F. Telepanting
time limit per test
2 seconds
memory limit per test
256 megabytes
input
standard input
output
standard output

An ant moves on the real line with constant speed of $1$ unit per second. It starts at $0$ and always moves to the right (so its position increases by $1$ each second).

There are $n$ portals, the $i$-th of which is located at position $x_i$ and teleports to position $y_i < x_i$. Each portal can be either active or inactive. The initial state of the $i$-th portal is determined by $s_i$: if $s_i=0$ then the $i$-th portal is initially inactive, if $s_i=1$ then the $i$-th portal is initially active. When the ant travels through a portal (i.e., when its position coincides with the position of a portal):

• if the portal is inactive, it becomes active (in this case the path of the ant is not affected);
• if the portal is active, it becomes inactive and the ant is instantly teleported to the position $y_i$, where it keeps on moving as normal.

How long (from the instant it starts moving) does it take for the ant to reach the position $x_n + 1$? It can be shown that this happens in a finite amount of time. Since the answer may be very large, compute it modulo $998\,244\,353$.

Input

The first line contains the integer $n$ ($1\le n\le 2\cdot 10^5$) — the number of portals.

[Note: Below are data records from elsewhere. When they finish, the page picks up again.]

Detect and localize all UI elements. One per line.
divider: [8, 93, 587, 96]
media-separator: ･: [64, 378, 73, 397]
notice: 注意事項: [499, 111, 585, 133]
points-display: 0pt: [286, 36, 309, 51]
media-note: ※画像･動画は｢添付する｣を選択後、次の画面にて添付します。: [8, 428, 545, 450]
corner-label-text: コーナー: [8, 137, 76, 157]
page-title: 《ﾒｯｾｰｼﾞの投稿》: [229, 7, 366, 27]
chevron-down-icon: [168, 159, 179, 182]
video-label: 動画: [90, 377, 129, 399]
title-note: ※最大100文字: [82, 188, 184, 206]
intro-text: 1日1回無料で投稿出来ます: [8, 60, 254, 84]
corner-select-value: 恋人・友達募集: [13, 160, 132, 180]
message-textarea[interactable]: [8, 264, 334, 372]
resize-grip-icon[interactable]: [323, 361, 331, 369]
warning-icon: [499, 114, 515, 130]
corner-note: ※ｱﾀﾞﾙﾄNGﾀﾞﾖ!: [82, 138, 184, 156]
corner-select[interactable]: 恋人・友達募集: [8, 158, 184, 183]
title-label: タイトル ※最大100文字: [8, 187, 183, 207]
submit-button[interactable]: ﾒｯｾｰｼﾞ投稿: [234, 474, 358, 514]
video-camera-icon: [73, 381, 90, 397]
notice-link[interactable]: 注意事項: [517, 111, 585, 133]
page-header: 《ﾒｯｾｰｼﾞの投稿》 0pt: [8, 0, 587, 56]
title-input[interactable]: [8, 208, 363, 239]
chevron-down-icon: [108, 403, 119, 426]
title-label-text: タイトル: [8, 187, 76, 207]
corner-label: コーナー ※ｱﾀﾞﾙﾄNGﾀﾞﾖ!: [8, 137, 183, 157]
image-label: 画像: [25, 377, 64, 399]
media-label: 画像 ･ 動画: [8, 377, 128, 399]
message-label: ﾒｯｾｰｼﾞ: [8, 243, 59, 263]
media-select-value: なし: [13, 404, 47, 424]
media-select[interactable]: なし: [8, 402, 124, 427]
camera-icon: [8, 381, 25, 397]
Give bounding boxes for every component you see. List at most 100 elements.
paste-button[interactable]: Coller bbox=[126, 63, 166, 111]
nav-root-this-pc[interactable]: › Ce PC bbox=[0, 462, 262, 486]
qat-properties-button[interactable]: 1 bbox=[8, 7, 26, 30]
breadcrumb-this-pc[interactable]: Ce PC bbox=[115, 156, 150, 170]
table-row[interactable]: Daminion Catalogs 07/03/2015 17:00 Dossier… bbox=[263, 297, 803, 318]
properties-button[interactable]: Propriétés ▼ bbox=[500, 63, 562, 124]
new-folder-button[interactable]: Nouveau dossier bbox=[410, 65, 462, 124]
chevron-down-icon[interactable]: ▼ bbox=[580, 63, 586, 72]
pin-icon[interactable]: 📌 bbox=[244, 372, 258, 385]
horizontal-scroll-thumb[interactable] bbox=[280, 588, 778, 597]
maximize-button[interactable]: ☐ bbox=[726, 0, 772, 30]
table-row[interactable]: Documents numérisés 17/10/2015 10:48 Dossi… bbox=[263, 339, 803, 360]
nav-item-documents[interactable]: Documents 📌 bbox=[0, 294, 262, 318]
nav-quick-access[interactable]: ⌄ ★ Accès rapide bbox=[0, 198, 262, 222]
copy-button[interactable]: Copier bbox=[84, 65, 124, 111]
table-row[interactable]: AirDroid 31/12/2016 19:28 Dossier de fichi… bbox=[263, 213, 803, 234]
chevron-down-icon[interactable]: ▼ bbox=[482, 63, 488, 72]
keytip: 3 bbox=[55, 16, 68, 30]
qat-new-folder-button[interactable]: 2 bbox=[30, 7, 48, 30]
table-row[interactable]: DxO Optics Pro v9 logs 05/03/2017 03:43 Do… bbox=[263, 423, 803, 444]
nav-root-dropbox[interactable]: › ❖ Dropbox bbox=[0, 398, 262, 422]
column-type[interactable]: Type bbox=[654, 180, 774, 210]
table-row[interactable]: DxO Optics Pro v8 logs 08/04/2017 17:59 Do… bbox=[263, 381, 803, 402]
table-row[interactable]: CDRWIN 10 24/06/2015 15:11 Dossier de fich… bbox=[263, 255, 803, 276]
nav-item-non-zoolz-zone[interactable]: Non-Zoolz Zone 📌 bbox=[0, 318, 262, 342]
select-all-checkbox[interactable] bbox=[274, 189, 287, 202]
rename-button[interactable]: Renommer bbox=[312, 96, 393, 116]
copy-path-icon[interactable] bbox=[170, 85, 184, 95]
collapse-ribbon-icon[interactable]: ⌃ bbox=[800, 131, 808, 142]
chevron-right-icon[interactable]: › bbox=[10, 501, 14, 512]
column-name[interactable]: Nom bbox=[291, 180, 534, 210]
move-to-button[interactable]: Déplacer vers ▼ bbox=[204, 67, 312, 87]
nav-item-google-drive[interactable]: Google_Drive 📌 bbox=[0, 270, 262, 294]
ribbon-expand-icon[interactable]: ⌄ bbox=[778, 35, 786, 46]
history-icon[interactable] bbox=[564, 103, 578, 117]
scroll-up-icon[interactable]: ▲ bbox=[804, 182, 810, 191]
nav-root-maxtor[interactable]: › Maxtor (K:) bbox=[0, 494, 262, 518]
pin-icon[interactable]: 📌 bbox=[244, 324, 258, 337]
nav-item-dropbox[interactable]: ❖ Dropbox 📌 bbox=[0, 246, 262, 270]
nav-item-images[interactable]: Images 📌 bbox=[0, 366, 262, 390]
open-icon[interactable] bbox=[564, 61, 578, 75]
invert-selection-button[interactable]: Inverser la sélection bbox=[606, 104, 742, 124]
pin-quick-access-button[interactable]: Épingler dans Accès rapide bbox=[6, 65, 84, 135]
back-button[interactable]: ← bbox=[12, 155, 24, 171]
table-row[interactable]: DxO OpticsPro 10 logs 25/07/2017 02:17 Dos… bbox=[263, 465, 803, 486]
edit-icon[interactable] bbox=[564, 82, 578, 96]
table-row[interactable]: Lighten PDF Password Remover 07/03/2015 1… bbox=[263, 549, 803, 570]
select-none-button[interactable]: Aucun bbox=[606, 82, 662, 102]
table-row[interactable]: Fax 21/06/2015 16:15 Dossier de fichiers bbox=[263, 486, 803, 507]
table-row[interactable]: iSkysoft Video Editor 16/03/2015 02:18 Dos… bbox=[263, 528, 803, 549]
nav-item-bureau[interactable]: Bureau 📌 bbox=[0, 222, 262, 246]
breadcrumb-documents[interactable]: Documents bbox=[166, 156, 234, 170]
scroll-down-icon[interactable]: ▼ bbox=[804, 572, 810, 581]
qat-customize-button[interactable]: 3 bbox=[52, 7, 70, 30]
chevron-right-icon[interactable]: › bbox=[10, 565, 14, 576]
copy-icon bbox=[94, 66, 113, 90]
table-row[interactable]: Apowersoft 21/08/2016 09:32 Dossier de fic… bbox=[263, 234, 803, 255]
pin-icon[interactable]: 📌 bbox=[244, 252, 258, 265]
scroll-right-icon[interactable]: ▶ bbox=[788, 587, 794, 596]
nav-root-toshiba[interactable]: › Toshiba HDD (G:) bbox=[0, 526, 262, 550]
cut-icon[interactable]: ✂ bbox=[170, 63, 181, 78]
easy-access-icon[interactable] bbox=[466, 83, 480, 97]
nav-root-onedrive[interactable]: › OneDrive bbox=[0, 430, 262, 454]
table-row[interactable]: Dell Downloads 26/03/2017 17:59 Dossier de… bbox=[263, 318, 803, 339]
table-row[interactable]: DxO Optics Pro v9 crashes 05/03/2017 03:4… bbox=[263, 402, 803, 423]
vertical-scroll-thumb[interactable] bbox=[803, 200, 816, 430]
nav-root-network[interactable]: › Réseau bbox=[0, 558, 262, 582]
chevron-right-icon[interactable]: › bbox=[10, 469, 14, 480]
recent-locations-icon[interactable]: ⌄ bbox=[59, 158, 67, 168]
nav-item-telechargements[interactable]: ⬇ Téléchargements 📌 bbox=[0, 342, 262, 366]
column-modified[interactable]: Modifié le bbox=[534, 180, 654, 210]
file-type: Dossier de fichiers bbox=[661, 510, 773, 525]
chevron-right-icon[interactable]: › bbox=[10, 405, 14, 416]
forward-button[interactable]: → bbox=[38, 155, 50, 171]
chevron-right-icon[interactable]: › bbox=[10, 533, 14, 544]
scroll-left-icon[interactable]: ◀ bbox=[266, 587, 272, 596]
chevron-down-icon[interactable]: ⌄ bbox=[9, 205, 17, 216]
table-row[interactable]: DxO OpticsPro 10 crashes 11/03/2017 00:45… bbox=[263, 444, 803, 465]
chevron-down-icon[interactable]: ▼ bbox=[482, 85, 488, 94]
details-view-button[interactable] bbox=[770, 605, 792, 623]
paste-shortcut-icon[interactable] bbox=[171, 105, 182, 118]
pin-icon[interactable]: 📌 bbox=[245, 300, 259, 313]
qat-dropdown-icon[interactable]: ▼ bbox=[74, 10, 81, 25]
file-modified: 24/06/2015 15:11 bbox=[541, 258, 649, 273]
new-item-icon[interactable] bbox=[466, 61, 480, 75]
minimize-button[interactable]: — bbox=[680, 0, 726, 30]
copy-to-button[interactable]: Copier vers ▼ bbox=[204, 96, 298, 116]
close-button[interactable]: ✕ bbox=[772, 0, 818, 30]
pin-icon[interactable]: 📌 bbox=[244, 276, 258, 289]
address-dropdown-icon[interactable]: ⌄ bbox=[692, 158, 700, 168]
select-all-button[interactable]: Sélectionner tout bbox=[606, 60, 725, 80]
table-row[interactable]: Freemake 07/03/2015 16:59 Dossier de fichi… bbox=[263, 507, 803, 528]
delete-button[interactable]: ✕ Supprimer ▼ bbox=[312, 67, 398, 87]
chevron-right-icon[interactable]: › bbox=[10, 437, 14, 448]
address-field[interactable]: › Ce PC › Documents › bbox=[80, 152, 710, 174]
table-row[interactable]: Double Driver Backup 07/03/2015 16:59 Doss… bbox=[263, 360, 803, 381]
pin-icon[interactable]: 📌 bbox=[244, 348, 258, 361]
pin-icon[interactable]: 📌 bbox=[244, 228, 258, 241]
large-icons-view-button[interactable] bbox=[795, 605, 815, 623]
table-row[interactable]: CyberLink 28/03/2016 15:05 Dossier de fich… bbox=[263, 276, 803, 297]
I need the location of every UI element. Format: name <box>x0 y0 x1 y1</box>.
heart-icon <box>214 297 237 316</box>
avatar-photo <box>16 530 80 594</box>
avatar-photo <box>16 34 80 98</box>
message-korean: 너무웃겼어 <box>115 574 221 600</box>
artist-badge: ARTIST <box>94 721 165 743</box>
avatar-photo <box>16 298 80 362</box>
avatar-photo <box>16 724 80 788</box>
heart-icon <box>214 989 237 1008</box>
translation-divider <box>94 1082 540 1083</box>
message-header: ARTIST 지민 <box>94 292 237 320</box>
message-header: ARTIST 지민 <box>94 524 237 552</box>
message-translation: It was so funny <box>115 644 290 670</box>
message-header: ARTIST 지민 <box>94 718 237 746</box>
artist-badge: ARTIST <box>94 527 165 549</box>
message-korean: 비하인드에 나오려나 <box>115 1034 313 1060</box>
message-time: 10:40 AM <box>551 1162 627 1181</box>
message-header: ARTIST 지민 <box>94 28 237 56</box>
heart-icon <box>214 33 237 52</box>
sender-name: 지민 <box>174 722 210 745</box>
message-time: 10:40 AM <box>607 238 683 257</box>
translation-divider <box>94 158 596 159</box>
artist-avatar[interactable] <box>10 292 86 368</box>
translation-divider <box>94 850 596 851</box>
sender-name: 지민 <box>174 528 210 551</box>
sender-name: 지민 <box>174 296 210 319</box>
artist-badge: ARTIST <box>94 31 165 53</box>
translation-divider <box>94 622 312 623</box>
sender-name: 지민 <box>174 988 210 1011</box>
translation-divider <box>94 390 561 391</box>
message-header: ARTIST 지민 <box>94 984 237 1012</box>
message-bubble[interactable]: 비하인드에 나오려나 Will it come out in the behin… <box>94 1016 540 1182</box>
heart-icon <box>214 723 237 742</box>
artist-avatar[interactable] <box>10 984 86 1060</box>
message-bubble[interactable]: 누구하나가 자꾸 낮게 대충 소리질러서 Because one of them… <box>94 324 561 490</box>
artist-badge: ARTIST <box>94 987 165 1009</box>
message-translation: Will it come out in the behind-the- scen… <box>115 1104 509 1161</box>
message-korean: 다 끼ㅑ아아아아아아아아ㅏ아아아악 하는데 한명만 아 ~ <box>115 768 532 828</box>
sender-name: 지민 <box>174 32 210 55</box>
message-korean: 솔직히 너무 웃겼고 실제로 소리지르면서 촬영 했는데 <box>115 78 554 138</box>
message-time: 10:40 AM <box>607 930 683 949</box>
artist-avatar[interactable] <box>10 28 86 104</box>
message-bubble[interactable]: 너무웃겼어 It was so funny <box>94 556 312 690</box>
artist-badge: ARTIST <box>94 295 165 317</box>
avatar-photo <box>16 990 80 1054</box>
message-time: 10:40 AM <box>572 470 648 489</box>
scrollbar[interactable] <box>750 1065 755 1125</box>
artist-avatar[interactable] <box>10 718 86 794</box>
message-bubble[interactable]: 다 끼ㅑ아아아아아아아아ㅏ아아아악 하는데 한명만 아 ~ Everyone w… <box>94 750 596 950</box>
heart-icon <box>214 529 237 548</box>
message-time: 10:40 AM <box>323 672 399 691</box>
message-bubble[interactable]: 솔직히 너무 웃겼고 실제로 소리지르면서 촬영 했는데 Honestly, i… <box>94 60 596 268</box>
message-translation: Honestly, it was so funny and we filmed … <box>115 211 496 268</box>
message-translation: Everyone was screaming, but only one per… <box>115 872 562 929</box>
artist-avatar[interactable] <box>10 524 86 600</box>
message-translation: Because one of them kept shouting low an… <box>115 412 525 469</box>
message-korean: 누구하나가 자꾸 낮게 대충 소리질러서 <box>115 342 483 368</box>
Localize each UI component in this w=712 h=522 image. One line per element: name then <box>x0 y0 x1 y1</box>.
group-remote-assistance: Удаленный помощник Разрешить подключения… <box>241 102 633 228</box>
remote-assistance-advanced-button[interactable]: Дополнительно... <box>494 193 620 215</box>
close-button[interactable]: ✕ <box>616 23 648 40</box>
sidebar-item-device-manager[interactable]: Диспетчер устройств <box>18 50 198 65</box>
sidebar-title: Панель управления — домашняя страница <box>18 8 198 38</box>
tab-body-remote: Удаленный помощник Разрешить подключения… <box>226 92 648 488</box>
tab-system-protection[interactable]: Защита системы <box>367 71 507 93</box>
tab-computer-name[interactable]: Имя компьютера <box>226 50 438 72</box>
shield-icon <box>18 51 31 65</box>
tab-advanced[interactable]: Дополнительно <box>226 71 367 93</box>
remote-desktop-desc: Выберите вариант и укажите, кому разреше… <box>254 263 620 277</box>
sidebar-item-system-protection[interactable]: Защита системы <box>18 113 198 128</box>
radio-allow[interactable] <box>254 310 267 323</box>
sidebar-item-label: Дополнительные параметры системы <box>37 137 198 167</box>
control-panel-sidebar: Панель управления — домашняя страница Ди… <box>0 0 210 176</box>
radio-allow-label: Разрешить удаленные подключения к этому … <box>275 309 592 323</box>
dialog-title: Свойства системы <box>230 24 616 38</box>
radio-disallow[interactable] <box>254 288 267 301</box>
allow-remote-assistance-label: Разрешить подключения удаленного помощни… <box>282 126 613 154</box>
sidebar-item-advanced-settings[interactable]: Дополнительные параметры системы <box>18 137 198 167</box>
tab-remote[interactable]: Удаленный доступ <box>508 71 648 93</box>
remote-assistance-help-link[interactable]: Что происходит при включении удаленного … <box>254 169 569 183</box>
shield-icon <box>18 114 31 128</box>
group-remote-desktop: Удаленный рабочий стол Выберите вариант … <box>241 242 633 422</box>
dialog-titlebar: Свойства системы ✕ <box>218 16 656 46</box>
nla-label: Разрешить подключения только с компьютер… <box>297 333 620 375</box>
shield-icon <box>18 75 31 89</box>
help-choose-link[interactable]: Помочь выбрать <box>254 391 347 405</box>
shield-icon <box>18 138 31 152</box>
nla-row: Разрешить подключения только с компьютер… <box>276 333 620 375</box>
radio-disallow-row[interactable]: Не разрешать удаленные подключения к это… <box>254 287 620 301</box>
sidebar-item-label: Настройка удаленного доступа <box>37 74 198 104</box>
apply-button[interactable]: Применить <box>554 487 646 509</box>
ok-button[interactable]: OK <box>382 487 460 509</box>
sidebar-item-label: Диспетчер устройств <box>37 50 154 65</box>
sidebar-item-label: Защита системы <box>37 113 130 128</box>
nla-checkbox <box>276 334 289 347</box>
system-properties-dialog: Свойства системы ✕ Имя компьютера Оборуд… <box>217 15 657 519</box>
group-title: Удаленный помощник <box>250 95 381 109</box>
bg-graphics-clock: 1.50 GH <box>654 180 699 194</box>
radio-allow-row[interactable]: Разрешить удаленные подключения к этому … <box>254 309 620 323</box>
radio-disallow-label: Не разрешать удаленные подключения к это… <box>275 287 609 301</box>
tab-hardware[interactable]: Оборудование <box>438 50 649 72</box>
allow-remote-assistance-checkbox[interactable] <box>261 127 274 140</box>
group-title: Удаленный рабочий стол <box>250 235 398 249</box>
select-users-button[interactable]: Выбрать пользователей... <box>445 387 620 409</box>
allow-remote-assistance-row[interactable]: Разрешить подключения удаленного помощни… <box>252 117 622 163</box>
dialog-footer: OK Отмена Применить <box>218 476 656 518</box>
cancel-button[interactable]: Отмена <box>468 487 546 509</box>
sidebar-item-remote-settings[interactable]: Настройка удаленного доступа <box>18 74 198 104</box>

The $i$-th of the next $n$ lines contains three integers $x_i$, $y_i$ and $s_i$ ($1\le y_i < x_i\le 10^9$, $s_i\in\{0,1\}$) — the position of the $i$-th portal, the position where the ant is teleported when it travels through the $i$-th portal (if it is active), and the initial state of the $i$-th portal.

The positions of the portals are strictly increasing, that is $x_1<x_2<\cdots<x_n$. It is guaranteed that the $2n$ integers $x_1, \, x_2, \, \dots, \, x_n, \, y_1, \, y_2, \, \dots, \, y_n$ are all distinct.

Output

Output the amount of time elapsed, in seconds, from the instant the ant starts moving to the instant it reaches the position $x_n+1$. Since the answer may be very large, output it modulo $998\,244\,353$.

Examples
Input
4
3 2 0
6 5 1
7 4 0
8 1 1

Output
23

Input
1
454971987 406874902 1

Output
503069073

Input
5
243385510 42245605 0
644426565 574769163 0
708622105 208990040 0
786625660 616437691 0
899754846 382774619 0

Output
899754847

Input
5
200000000 100000000 1
600000000 400000000 0
800000000 300000000 0
900000000 700000000 1
1000000000 500000000 0

Output
3511295

Note

Explanation of the first sample: The ant moves as follows (a curvy arrow denotes a teleporting, a straight arrow denotes normal movement with speed $1$ and the time spent during the movement is written above the arrow). $$0 \stackrel{6}{\longrightarrow} 6 \leadsto 5 \stackrel{3}{\longrightarrow} 8 \leadsto 1 \stackrel{2}{\longrightarrow} 3 \leadsto 2 \stackrel{4}{\longrightarrow} 6 \leadsto 5 \stackrel{2}{\longrightarrow} 7 \leadsto 4 \stackrel{2}{\longrightarrow} 6 \leadsto 5 \stackrel{4}{\longrightarrow} 9$$ Notice that the total time is $6+3+2+4+2+2+4=23$.

Explanation of the second sample: The ant moves as follows (a curvy arrow denotes a teleporting, a straight arrow denotes normal movement with speed $1$ and the time spent during the movement is written above the arrow). $$0 \stackrel{454971987}{\longrightarrow} 454971987 \leadsto 406874902 \stackrel{48097086}{\longrightarrow} 454971988$$ Notice that the total time is $454971987+48097086=503069073$.

Explanation of the third sample: Since all portals are initially off, the ant will not be teleported and will go straight from $0$ to $x_n+1=899754846+1=899754847$.